Oh, and I had an AIDS test because of the sex I had with that prostitute.
The results came back negative, which confused me for about three minutes. Positive, to my mind, is good. Negative ain't.

You get the idea.

*I’ve not actually been eating cake for breakfast – well, not lately. I just like the way it sounds here. And tastes, on occasions when I have done it.


Z said...

Watch Series 2 at once, because if you don't laugh out loud at the beginning of the first episode of Series 3 ... well, you will. I watch it sometimes, just because I need a cackle.

And I'm sorry you're even more down than usual. Wish I had something helpful to say.

daisyfae said...

oh, dear... the organized residents association thing? on the bright side? you are going to have A LOT to write about.

personally, i would rather put cigarettes out in my eyeballs than work on such a committee... good luck with that!

looby said...

A book based on your life would fly off the shelves Fweng. Carry on with it!

Claire said...

Well, at least you're not alone. Resign from that residents thing, I would. I did, and never looked back. Also, have you tried Pringles for breakfast? It's a mind-scrambler. Oh, and what looby said.

digressica said...

Actually LOL'd for real at much of this (still laughing at "there’s a delicious irony in lackadaisically watching TED motivational videos in my pants whilst playing Spider Solitaire."), then got to the last bit and though... you didn't even wear a condom, you useless bastard.

digressica said...


Anonymous said...

No condom. Ouch.

Z said...

Where on earth have you been for the last six weeks? You can't say you've been too busy again, not after all the bank holidays we've had.

fwengebola said...

Z ~ Agh! Bugger. That was decades ago now. How did it start?
And thanks, but I've since moved on to vague melancholia.
df ~ I totally didn't write shit about it! Although you've reminded me I've got to proofread some fucking letter about somesuch shit.
Looby ~ You've totally made me feel guilty now.
Claire ~ Hmm. You too now. And I've totally had Pringles for breakfast. Have you tried them fried and covered in chocolate?
Dig ~ Thanks, but where did you get the 'no condom' bit from? Just having the test? That was for peace of mind. I totally wore a sex-welly.
Anon ~ Hi, Danny.
Z ~ Hello again. Not quite 'busy', more 'dead inside'. But thank you. You've made me write something.

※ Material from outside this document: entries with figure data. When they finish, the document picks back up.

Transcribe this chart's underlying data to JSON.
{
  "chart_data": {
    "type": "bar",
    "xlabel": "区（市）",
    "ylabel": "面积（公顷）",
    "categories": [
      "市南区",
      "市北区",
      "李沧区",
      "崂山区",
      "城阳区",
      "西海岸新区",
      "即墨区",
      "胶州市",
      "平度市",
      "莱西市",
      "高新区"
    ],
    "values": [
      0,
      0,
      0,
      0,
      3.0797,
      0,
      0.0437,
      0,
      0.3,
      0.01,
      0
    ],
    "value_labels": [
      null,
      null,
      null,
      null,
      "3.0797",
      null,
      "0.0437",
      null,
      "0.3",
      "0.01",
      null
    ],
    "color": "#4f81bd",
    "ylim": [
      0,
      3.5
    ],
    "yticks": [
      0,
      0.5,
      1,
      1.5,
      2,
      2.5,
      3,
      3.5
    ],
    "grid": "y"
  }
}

Jill of All Trades said...

I really hate posting comments on old posts, especially when they are depressing rants-like bacon grease gone cold and...uhm rancid-no, not that bad. But I've just discovered you, and since you haven't written anything in the last few hours, I am forced to go through the muck of your past, dig out the person you were, and try not to let the passage of time get on me as I make my way out. Because even in your stale funk of a post you are a savior of a friend, whose thoughts, fears, and explicit descriptions make me feel a little bit sane in my own uncomfortably funky present.

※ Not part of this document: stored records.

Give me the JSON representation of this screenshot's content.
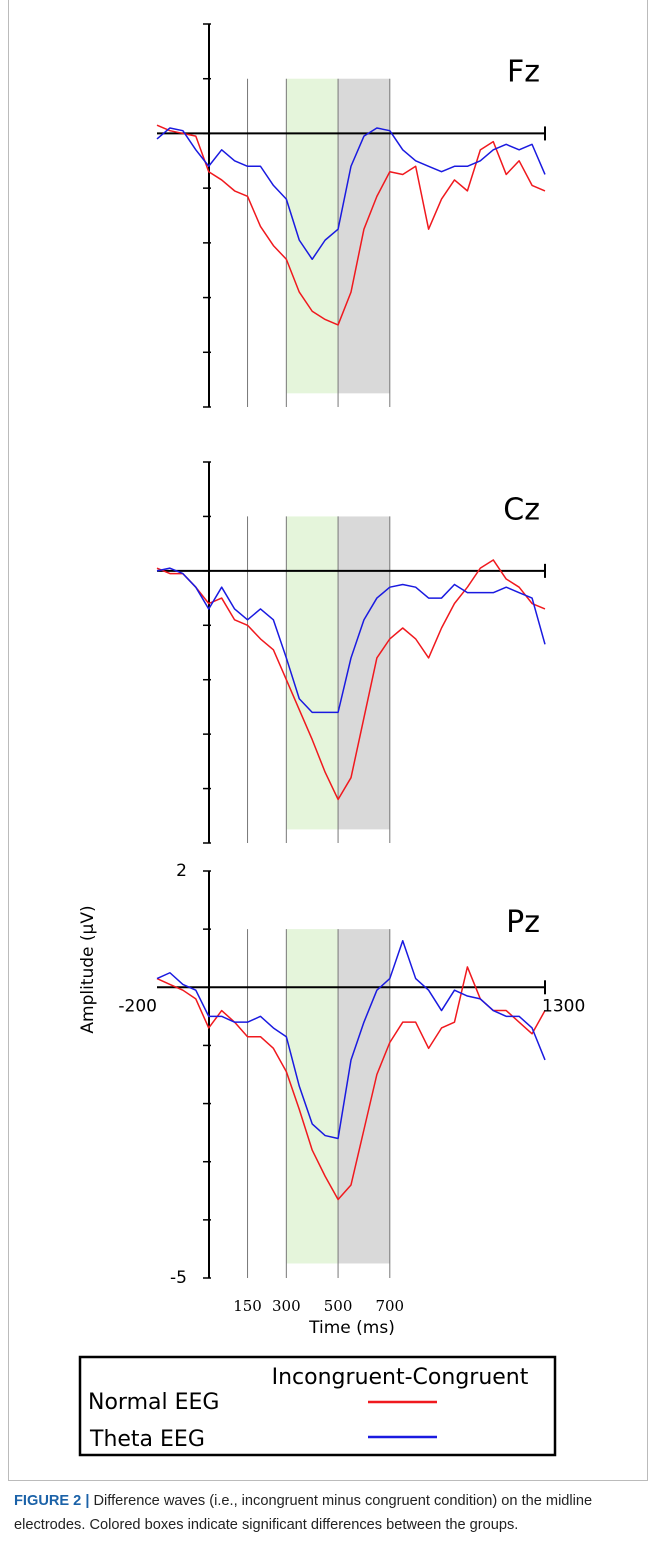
{
  "chart_data": [
    {
      "type": "line",
      "title": "Fz",
      "xlim": [
        -200,
        1300
      ],
      "ylim": [
        -5,
        2
      ],
      "xticks": [
        150,
        300,
        500,
        700
      ],
      "yticks": [
        -5,
        -4,
        -3,
        -2,
        -1,
        0,
        1,
        2
      ],
      "tick_labels": false,
      "shaded": [
        {
          "x": [
            300,
            500
          ],
          "y": [
            -4.75,
            1
          ],
          "color": "#e5f5db"
        },
        {
          "x": [
            500,
            700
          ],
          "y": [
            -4.75,
            1
          ],
          "color": "#d9d9d9"
        }
      ],
      "x": [
        -200,
        -150,
        -100,
        -50,
        0,
        50,
        100,
        150,
        200,
        250,
        300,
        350,
        400,
        450,
        500,
        550,
        600,
        650,
        700,
        750,
        800,
        850,
        900,
        950,
        1000,
        1050,
        1100,
        1150,
        1200,
        1250,
        1300
      ],
      "series": [
        {
          "name": "Normal EEG",
          "color": "#f0191e",
          "values": [
            0.15,
            0.05,
            0,
            -0.05,
            -0.7,
            -0.85,
            -1.05,
            -1.15,
            -1.7,
            -2.05,
            -2.3,
            -2.9,
            -3.25,
            -3.4,
            -3.5,
            -2.9,
            -1.75,
            -1.15,
            -0.7,
            -0.75,
            -0.6,
            -1.75,
            -1.2,
            -0.85,
            -1.05,
            -0.3,
            -0.15,
            -0.75,
            -0.5,
            -0.95,
            -1.05
          ]
        },
        {
          "name": "Theta EEG",
          "color": "#1a1ae0",
          "values": [
            -0.1,
            0.1,
            0.05,
            -0.3,
            -0.6,
            -0.3,
            -0.5,
            -0.6,
            -0.6,
            -0.95,
            -1.2,
            -1.95,
            -2.3,
            -1.95,
            -1.75,
            -0.6,
            -0.05,
            0.1,
            0.05,
            -0.3,
            -0.5,
            -0.6,
            -0.7,
            -0.6,
            -0.6,
            -0.5,
            -0.3,
            -0.2,
            -0.3,
            -0.2,
            -0.75
          ]
        }
      ]
    },
    {
      "type": "line",
      "title": "Cz",
      "xlim": [
        -200,
        1300
      ],
      "ylim": [
        -5,
        2
      ],
      "xticks": [
        150,
        300,
        500,
        700
      ],
      "yticks": [
        -5,
        -4,
        -3,
        -2,
        -1,
        0,
        1,
        2
      ],
      "tick_labels": false,
      "shaded": [
        {
          "x": [
            300,
            500
          ],
          "y": [
            -4.75,
            1
          ],
          "color": "#e5f5db"
        },
        {
          "x": [
            500,
            700
          ],
          "y": [
            -4.75,
            1
          ],
          "color": "#d9d9d9"
        }
      ],
      "x": [
        -200,
        -150,
        -100,
        -50,
        0,
        50,
        100,
        150,
        200,
        250,
        300,
        350,
        400,
        450,
        500,
        550,
        600,
        650,
        700,
        750,
        800,
        850,
        900,
        950,
        1000,
        1050,
        1100,
        1150,
        1200,
        1250,
        1300
      ],
      "series": [
        {
          "name": "Normal EEG",
          "color": "#f0191e",
          "values": [
            0.05,
            -0.05,
            -0.05,
            -0.3,
            -0.6,
            -0.5,
            -0.9,
            -1,
            -1.25,
            -1.45,
            -2,
            -2.55,
            -3.1,
            -3.7,
            -4.2,
            -3.8,
            -2.7,
            -1.6,
            -1.25,
            -1.05,
            -1.25,
            -1.6,
            -1.05,
            -0.6,
            -0.3,
            0.05,
            0.2,
            -0.15,
            -0.3,
            -0.6,
            -0.7
          ]
        },
        {
          "name": "Theta EEG",
          "color": "#1a1ae0",
          "values": [
            0,
            0.05,
            -0.05,
            -0.3,
            -0.7,
            -0.3,
            -0.7,
            -0.9,
            -0.7,
            -0.9,
            -1.6,
            -2.35,
            -2.6,
            -2.6,
            -2.6,
            -1.6,
            -0.9,
            -0.5,
            -0.3,
            -0.25,
            -0.3,
            -0.5,
            -0.5,
            -0.25,
            -0.4,
            -0.4,
            -0.4,
            -0.3,
            -0.4,
            -0.5,
            -1.35
          ]
        }
      ]
    },
    {
      "type": "line",
      "title": "Pz",
      "xlim": [
        -200,
        1300
      ],
      "ylim": [
        -5,
        2
      ],
      "xticks": [
        150,
        300,
        500,
        700
      ],
      "yticks": [
        -5,
        -4,
        -3,
        -2,
        -1,
        0,
        1,
        2
      ],
      "tick_labels": true,
      "xlabel": "Time (ms)",
      "ylabel": "Amplitude (µV)",
      "shaded": [
        {
          "x": [
            300,
            500
          ],
          "y": [
            -4.75,
            1
          ],
          "color": "#e5f5db"
        },
        {
          "x": [
            500,
            700
          ],
          "y": [
            -4.75,
            1
          ],
          "color": "#d9d9d9"
        }
      ],
      "x": [
        -200,
        -150,
        -100,
        -50,
        0,
        50,
        100,
        150,
        200,
        250,
        300,
        350,
        400,
        450,
        500,
        550,
        600,
        650,
        700,
        750,
        800,
        850,
        900,
        950,
        1000,
        1050,
        1100,
        1150,
        1200,
        1250,
        1300
      ],
      "series": [
        {
          "name": "Normal EEG",
          "color": "#f0191e",
          "values": [
            0.15,
            0.05,
            -0.05,
            -0.2,
            -0.7,
            -0.4,
            -0.6,
            -0.85,
            -0.85,
            -1.05,
            -1.45,
            -2.1,
            -2.8,
            -3.25,
            -3.65,
            -3.4,
            -2.45,
            -1.5,
            -0.95,
            -0.6,
            -0.6,
            -1.05,
            -0.7,
            -0.6,
            0.35,
            -0.2,
            -0.4,
            -0.4,
            -0.6,
            -0.8,
            -0.4
          ]
        },
        {
          "name": "Theta EEG",
          "color": "#1a1ae0",
          "values": [
            0.15,
            0.25,
            0.05,
            -0.05,
            -0.5,
            -0.5,
            -0.6,
            -0.6,
            -0.5,
            -0.7,
            -0.85,
            -1.7,
            -2.35,
            -2.55,
            -2.6,
            -1.25,
            -0.6,
            -0.05,
            0.15,
            0.8,
            0.15,
            -0.05,
            -0.4,
            -0.05,
            -0.15,
            -0.2,
            -0.4,
            -0.5,
            -0.5,
            -0.7,
            -1.25
          ]
        }
      ]
    }
  ],
  "legend_title": "Incongruent-Congruent",
  "caption": {
    "label": "FIGURE 2 |",
    "text": "Difference waves (i.e., incongruent minus congruent condition) on the midline electrodes. Colored boxes indicate significant differences between the groups."
  }
}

And EXCUSE me, but I've spent most of my twenty-something years saying I was going to be a writer and writing a whole lotta really awful fiction, cuz I thought it's gotta be fake in order for it to be real-well I'd say the development in the last 10 years of larger than life memoirs, auto-biographies, reality-tv shows, and-ahem- blog celebs would imply-it's gotta be real to sell-so screw the fiction and write the Truth, from what I've read so far, no one will know the difference.